È proprio in base a questa norma surrettizia che Conte il 24 novembre ha rinnovato per altri due anni l'incarico a Vecchione a capo del Dis, un istituto che aveva avuto in passato poteri limitati, ma che con Conte ha assunto via via un ruolo di sempre maggiore rilevanza, affidato ad un suo uomo di stretta fiducia come il generale di divisione delle fiamme gialle fin dal suo insediamento a palazzo Chigi nel 2018 con il governo Lega-M5S.
 

La proroga di Vecchione e la partita delle altre nomine
Da notare che secondo la prassi le prerogative di Palazzo Chigi sugli apparati di sicurezza venivano normalmente gestite attraverso la delega a un sottosegretario, comprese le nomine dei loro dirigenti. Invece Conte ha preteso e ottenuto di tenersi stretta la delega ai servizi quando ci furono le trattative col PD per la formazione del governo col M5S. Certo ciò era dettato anche dal bisogno di coprirsi le spalle dalle possibili conseguenze dell'affare Mifsud, ma da allora non ha più mollato la presa sui servizi, e anzi ha rafforzato il suo controllo, resistendo alle pressioni e alle manovre per strapparglielo sia da parte di Di Maio che di Zingaretti. Ingaggiando soprattutto con il primo una lotta sorda ma senza esclusione di colpi, come quando lo scorso 2 settembre fu costretto a mettere il voto di fiducia per far passare indenne il decreto di proroga dello stato di emergenza che conteneva la norma sul rinnovo per più volte dei dirigenti dei servizi, minacciata di cancellazione da un emendamento di una cinquantina di deputati M5S dietro il quale si sospettava esserci la mano del ministro degli Esteri.
La proroga di Vecchione al Dis segna un altro punto a suo favore, ma la guerra si sposterà adesso sulle altre cariche da rinnovare, tra cui le due vicedirezioni dell'Aise, una vicedirezione dell'Aisi e la vicedirezione del Dis: ricordiamo a questo proposito che Conte non ha mai rinunciato del tutto al progetto di portare in qualche modo al Dis o in altro posto vacante lo spione, fin dai tempi del Sismi di Pollari e del caso Abu Omar, nonché dello spionaggio illegale Telecom, Marco Mancini, stoppato finora solo dal veto di Mattarella. Inoltre è ancora tutta da decidere la partita della nomina al comando generale dell'arma dei carabinieri, essendo in scadenza il mandato non prorogabile del generale Nistri. E qui Conte dovrà vedersela faccia a faccia con Di Maio, che per quella carica sponsorizza il generale di corpo d'armata dei cc Angelo Agovino, da lui già voluto a vicedirettore dell'Aise dall'estate 2019.
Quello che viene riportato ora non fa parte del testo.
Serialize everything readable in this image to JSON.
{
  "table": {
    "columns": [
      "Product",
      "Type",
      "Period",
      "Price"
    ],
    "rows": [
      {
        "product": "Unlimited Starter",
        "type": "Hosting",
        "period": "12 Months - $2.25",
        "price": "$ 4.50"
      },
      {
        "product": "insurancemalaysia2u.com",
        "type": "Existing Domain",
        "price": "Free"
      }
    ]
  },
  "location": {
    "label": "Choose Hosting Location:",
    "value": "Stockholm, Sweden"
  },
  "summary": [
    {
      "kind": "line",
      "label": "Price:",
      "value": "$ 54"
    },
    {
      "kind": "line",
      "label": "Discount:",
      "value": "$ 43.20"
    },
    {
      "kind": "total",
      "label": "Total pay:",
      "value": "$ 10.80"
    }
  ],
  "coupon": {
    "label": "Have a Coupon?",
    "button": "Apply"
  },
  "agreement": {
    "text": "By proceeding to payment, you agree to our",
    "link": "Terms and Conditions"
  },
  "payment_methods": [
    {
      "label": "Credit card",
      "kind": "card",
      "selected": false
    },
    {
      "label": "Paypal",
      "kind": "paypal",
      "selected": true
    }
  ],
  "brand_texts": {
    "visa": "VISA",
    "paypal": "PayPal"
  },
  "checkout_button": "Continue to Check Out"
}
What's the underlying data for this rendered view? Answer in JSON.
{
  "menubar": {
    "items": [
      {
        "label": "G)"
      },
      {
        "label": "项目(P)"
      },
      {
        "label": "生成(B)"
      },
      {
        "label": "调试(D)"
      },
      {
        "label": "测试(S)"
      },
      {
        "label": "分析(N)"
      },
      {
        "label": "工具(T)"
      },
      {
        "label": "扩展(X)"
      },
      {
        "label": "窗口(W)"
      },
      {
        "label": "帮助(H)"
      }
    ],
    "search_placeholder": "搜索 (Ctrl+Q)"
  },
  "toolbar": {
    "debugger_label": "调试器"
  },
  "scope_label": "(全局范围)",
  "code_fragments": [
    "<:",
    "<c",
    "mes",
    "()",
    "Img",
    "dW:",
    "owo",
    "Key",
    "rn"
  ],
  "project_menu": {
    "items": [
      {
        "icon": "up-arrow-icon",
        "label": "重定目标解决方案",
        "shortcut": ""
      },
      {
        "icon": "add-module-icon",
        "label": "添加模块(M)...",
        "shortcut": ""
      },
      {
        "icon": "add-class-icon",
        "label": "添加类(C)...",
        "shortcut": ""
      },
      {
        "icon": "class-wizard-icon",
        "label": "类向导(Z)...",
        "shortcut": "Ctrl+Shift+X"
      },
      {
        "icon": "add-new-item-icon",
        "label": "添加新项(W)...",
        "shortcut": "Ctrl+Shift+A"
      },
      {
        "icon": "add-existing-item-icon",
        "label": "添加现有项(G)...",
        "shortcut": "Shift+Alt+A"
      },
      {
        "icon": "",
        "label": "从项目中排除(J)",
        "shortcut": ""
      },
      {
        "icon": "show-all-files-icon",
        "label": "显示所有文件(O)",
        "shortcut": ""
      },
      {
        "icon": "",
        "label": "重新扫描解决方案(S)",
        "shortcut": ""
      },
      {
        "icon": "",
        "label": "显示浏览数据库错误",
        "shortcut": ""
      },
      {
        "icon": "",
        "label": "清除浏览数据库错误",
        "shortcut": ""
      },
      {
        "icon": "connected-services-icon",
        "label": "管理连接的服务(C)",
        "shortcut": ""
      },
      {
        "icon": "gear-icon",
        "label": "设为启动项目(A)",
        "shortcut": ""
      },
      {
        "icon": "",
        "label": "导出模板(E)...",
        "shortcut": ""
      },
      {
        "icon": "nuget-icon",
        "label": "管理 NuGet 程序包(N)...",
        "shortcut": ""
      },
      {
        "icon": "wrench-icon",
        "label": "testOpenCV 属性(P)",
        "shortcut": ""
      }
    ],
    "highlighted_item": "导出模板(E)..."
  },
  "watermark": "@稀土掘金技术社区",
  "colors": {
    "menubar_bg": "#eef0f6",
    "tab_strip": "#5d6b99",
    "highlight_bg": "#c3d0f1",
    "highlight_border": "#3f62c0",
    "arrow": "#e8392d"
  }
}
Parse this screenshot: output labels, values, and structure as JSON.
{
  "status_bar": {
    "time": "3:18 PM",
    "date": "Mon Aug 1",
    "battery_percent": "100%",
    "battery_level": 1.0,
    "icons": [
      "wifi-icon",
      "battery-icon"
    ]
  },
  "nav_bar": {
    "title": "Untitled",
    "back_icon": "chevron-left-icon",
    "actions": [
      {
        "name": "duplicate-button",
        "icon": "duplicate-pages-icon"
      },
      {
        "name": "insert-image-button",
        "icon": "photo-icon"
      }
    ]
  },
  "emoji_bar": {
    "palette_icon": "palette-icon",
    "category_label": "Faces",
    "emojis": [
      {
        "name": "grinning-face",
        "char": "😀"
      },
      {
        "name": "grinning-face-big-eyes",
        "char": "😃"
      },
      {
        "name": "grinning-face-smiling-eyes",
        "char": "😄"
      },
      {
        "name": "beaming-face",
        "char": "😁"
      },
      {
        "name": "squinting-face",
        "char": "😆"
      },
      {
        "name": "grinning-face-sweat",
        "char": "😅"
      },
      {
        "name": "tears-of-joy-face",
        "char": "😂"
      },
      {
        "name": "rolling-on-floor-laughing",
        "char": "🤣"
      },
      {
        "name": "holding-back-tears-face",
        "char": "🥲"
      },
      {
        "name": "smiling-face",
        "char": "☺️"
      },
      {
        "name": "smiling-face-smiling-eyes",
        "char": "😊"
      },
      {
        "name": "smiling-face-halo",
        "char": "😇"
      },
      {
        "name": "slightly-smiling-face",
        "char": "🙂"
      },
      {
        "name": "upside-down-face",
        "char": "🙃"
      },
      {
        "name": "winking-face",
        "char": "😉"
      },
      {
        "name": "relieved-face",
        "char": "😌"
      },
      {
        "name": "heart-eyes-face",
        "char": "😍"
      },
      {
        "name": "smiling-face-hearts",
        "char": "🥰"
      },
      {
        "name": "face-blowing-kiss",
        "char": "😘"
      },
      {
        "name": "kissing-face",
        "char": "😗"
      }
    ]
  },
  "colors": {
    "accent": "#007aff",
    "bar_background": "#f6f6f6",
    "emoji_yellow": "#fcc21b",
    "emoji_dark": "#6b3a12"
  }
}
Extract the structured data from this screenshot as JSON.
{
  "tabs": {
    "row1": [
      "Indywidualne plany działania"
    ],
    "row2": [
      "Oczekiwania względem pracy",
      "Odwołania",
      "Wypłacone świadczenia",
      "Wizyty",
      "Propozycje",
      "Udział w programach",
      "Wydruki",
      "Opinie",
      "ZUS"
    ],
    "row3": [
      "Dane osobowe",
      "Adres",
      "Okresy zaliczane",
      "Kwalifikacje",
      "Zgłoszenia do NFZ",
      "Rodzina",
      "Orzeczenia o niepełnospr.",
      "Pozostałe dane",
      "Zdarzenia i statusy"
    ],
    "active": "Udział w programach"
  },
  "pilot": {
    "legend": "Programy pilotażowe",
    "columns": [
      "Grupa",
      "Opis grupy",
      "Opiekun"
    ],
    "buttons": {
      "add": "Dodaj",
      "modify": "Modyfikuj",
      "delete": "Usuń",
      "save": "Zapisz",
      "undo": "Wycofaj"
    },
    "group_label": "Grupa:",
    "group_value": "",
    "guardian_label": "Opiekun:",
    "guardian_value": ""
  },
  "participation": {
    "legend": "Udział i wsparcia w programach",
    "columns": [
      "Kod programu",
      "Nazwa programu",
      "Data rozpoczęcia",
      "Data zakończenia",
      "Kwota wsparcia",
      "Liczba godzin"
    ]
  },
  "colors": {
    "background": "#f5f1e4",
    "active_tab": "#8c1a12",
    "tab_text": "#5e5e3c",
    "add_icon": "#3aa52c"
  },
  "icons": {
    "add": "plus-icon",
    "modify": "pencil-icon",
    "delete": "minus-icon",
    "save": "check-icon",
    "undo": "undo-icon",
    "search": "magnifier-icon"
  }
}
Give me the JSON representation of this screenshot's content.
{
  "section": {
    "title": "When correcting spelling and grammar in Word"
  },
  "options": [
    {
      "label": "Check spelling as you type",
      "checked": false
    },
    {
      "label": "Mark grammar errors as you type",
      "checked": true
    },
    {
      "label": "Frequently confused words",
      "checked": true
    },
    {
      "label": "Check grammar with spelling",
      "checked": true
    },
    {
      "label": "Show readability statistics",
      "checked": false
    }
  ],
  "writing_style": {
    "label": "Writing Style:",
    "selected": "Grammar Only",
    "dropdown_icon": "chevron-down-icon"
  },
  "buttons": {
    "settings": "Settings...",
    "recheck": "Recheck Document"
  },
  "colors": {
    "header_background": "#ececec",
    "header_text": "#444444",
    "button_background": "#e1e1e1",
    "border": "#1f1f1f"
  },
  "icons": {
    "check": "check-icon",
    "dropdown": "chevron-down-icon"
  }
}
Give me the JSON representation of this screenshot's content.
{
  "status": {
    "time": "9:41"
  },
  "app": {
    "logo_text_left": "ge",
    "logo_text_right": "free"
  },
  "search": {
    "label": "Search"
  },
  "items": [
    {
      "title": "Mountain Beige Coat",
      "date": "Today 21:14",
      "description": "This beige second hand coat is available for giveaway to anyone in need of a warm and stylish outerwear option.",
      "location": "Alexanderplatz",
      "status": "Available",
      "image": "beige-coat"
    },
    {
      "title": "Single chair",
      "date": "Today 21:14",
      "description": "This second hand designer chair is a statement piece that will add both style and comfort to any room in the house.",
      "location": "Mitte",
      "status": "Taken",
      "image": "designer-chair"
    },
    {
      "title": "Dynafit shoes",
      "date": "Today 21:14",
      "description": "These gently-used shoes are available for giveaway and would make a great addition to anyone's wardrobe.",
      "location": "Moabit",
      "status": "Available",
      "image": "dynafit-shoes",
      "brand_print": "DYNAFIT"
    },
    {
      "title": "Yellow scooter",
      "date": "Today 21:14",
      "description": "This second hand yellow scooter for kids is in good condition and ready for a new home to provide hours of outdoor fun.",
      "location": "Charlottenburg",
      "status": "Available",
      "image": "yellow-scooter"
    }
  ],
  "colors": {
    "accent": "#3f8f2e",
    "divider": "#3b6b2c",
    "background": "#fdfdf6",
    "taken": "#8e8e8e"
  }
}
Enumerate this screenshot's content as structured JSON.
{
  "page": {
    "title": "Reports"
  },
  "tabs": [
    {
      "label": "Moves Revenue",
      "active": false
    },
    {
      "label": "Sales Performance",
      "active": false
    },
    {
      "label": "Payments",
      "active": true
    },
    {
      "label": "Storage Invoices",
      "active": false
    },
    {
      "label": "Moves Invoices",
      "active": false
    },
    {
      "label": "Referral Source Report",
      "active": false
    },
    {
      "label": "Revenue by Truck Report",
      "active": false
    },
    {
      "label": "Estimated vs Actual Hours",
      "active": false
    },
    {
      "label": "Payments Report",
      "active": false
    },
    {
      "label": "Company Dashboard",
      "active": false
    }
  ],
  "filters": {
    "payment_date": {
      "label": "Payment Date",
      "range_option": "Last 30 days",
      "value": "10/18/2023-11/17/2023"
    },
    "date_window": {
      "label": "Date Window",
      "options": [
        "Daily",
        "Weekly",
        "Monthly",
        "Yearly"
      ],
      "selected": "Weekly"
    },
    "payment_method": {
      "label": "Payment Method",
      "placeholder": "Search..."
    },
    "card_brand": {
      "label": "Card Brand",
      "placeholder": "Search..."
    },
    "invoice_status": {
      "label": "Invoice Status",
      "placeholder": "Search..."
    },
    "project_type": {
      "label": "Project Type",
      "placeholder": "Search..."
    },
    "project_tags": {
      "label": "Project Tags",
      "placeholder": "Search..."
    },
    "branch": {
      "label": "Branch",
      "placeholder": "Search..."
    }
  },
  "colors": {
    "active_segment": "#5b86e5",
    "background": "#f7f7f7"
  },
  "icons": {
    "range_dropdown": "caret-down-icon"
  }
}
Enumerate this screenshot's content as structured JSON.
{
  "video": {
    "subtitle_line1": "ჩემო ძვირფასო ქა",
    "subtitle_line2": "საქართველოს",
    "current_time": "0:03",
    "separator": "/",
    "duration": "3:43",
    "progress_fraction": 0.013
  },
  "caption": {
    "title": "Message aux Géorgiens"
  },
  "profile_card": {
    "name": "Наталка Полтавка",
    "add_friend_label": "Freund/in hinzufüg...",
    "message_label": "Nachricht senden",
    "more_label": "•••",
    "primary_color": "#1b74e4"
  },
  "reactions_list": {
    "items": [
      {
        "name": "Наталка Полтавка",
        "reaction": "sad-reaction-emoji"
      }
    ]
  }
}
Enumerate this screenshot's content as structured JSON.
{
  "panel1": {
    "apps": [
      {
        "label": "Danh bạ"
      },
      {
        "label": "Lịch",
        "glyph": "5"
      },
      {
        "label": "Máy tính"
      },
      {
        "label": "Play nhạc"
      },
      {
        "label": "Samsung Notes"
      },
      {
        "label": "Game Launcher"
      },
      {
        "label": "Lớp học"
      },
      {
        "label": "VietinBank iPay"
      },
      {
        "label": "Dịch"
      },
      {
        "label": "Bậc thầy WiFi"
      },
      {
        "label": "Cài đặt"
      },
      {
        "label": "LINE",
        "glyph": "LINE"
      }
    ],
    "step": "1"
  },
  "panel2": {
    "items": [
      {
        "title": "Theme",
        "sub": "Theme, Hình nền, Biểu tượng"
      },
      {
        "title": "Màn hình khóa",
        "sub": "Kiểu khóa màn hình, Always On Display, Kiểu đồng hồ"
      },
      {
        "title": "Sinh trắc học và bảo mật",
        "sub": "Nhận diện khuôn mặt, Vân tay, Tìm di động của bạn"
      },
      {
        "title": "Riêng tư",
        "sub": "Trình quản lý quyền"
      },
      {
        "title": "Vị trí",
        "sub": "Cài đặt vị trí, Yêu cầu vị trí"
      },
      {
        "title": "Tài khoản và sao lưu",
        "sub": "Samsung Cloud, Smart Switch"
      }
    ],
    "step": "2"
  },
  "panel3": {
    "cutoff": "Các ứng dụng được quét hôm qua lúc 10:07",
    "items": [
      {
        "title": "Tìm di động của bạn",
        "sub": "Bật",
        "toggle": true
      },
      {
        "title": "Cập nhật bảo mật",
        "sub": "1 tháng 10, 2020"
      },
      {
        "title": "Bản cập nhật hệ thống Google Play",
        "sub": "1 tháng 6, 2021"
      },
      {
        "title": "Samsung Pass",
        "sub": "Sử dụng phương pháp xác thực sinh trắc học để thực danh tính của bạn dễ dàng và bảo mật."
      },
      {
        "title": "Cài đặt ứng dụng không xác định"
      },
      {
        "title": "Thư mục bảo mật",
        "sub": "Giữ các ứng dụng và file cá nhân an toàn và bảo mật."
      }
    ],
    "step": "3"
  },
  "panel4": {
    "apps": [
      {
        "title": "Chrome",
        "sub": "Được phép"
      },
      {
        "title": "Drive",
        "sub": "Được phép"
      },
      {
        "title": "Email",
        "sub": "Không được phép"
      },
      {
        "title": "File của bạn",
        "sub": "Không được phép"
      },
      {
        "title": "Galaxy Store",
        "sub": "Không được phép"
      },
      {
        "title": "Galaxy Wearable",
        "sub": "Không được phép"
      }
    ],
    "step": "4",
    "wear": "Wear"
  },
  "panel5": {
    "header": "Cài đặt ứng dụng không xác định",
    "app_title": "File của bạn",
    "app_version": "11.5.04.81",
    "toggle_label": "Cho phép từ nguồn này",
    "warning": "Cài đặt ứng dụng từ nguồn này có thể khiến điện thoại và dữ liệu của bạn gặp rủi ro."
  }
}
In conclusione è sempre più evidente come Conte si stia blindando a Palazzo Chigi e tenda ad allargare fin che gli è possibile la sua dittatura antivirus anche attraverso il controllo sempre più diretto e sempre più stretto dei servizi segreti, dopo averli già enormemente aumentati con la normativa d'emergenza che ha fortemente ridotto la democrazia borghese e i diritti costituzionali.